Annesi İskender’in mesajını anlamış ve demiş ki: “Ey İskender, demek ki ölümün nedeniyle uğradığım musibetten dolayı beni en mükemmel şekilde teselli etmek istemişsin. Şimdi anladım ki, ilk defa musibete ben uğramadığım gibi musibet sadece bir tek kişinin başına gelen bir olay değilmiş.”
Eğer insan başkalarını gözlemleyip musibetlerin hayatın doğal akışı içinde herkesin hayatında olabilen bir olgu olduğunu farkederse kendi acıları üzerinde derinleşip üzüntüye dalmayacaktır.
Çoğu mutsuzluklarımızın kaynağı kendimizi başkasıyla kıyaslamaktan kaynaklanır. Bizde eksikliğini hissettimiz şey başkasında varsa onu mutlu zannederiz. Biz fakirsek zenginleri mutlu iz hastaysak sağlıklı kişiyi mutlu sanırız. Oysa ki bizde eksik olan şey onda vardır ama onun da başka bir eksikliği vardır. Bir de yoksunluğunu hissettiğimiz şeyin varlığı halinde onun doğurduğu yan etkileri görmeyiz.
Zenginliğin mutluluğun en esaslı unsuru sayarız. Oysa zenginliğin nasıl bir bedel karşılığında elde edildiğini düşünmeyiz. La bruyere "Karakterler" isimli kitabında “Zenginlerin zenginliklerine imrenmeyelim. Çoğu zenginliği karşılığında sağlığını, kimi dinlenmesini kimi de namus ve vicdanını ortaya koymuştur. Böyle bir alışverişte de hiç kar payı yoktur” der.
Fakir bir insan zenginliğin güzel yanını görür ama zenginliğin yan etkilerini düşünmez.
Bir hikaye bunu güzel anlatır.
Roma kralı Neron’a (37-68) adamın biri sanat değeri yüksek pahalı ve şeffaf bir çardak hediye eder. Kral bu hediyeden çok memnun kalır. Huzurunda bulunanlar bu hediye imrenir ve hediyenin güzelliklerini överler.

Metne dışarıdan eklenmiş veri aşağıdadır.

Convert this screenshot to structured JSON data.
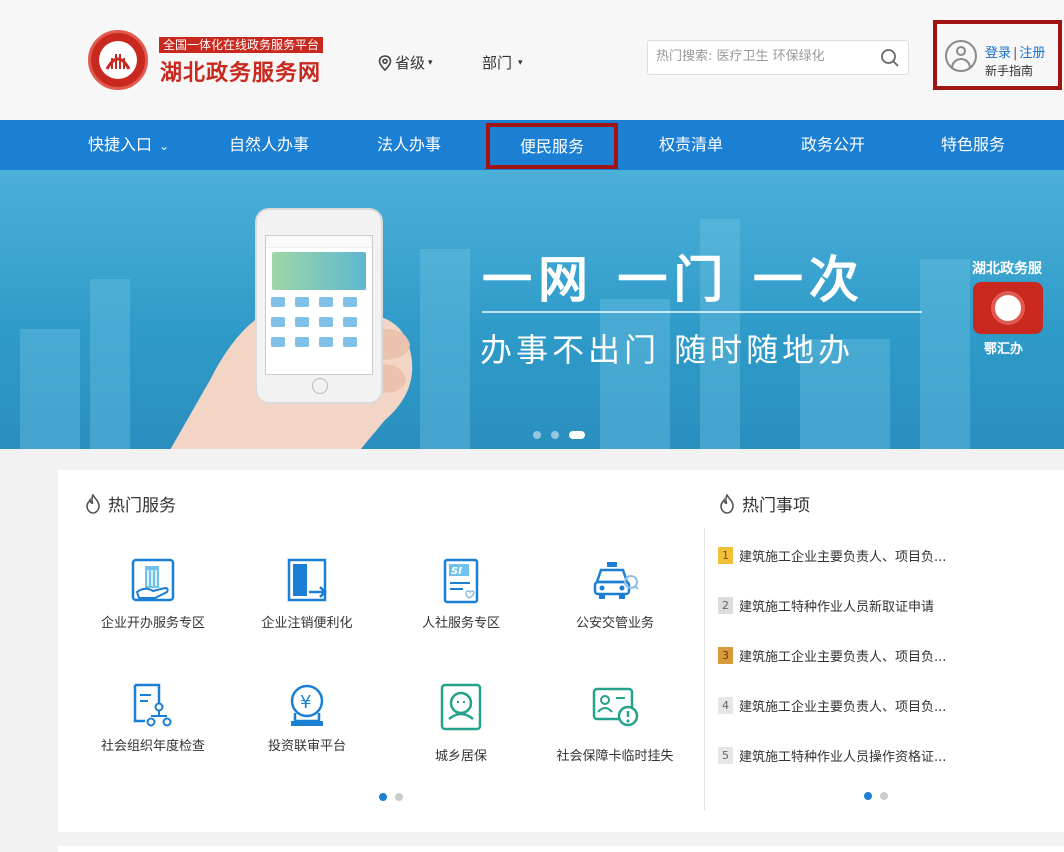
{
  "header": {
    "slogan": "全国一体化在线政务服务平台",
    "site_name": "湖北政务服务网",
    "region_label": "省级",
    "dept_label": "部门",
    "search_placeholder": "热门搜索: 医疗卫生 环保绿化",
    "login_label": "登录",
    "separator": "|",
    "register_label": "注册",
    "guide_label": "新手指南"
  },
  "nav": {
    "items": [
      {
        "label": "快捷入口"
      },
      {
        "label": "自然人办事"
      },
      {
        "label": "法人办事"
      },
      {
        "label": "便民服务"
      },
      {
        "label": "权责清单"
      },
      {
        "label": "政务公开"
      },
      {
        "label": "特色服务"
      }
    ],
    "active_index": 3
  },
  "banner": {
    "headline": "一网 一门 一次",
    "subline": "办事不出门 随时随地办",
    "app_name": "湖北政务服",
    "app_label": "鄂汇办",
    "slide_count": 3,
    "active_slide": 3
  },
  "hot_services": {
    "title": "热门服务",
    "items": [
      {
        "label": "企业开办服务专区",
        "icon": "building-hand-icon"
      },
      {
        "label": "企业注销便利化",
        "icon": "exit-door-icon"
      },
      {
        "label": "人社服务专区",
        "icon": "si-document-icon"
      },
      {
        "label": "公安交管业务",
        "icon": "police-car-icon"
      },
      {
        "label": "社会组织年度检查",
        "icon": "org-chart-icon"
      },
      {
        "label": "投资联审平台",
        "icon": "yen-coin-icon"
      },
      {
        "label": "城乡居保",
        "icon": "face-card-icon"
      },
      {
        "label": "社会保障卡临时挂失",
        "icon": "id-card-alert-icon"
      }
    ],
    "page_count": 2,
    "active_page": 1
  },
  "hot_matters": {
    "title": "热门事项",
    "items": [
      {
        "rank": "1",
        "text": "建筑施工企业主要负责人、项目负..."
      },
      {
        "rank": "2",
        "text": "建筑施工特种作业人员新取证申请"
      },
      {
        "rank": "3",
        "text": "建筑施工企业主要负责人、项目负..."
      },
      {
        "rank": "4",
        "text": "建筑施工企业主要负责人、项目负..."
      },
      {
        "rank": "5",
        "text": "建筑施工特种作业人员操作资格证..."
      }
    ],
    "page_count": 2,
    "active_page": 1
  },
  "colors": {
    "brand_red": "#c8281e",
    "nav_blue": "#1b7fd4",
    "highlight_border": "#a11414",
    "link_blue": "#1a6fc8"
  }
}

Kral orada bulunan ve sesiz kalan filozofa dönerek “Çardak konusunda sen ne düşünüyorsun?” diye sorar.
Filozof “Bana göre bu şey sizdeki bir yoksulluğu ortaya çıkarmıştır. Ne kadar zengin olsak da eksikliğini hissettiğimiz şey bizde fakirlik doğurur ve buna sahip olmanız aynı zamanda sizin de bildiğiniz büyük bir musibete işaret olmuştur.
Kral sorar: “Bu nasıl olur?”
Filozof açıklar:” Eğer bu çardağı kaybedersen bir benzerine daha sahip olma imkanından yoksun kalacağın için ebediyen onun eksikliğini hissedeceksin. Seni ondan mahrum bırakacak bir kaza olduğunda bu durum senin için bir musibet olacaktır.”
Nitekim Neron bir bahar mevsiminde yakınlardan bir adaya gezintiye çıkar. Yük gemisine çardağın da alınmasını ister. Ancak bu yük gemisi batar. Sanat değeri yüksek olan böyle bir çardağa da bir daha sahip olamaz.
Yüksekteki insanın her zaman bir düşme korkusu olacaktır. Bu durum her zaman ihtimal dahilindedir. Zengin adamın bir gün malvarlığını kaybedeceği her zaman ihtimal dahilindedir. Mal, mülk bizimle kaim değildir. Her an için elimizden gidebilir.
Bir atasözümüz var. "Zenginim deme bir kıvılcım yeter. Güzelim deme bir sivilce yeter"
Bu sözlerden fakirliği kutsadığım anlaşılmasın. Ancak her şeyin alternatif bir maliyeti vardır. Elimizdekilerle mutlu olmasını bilirsek gereksiz üzüntülere düşmeyiz.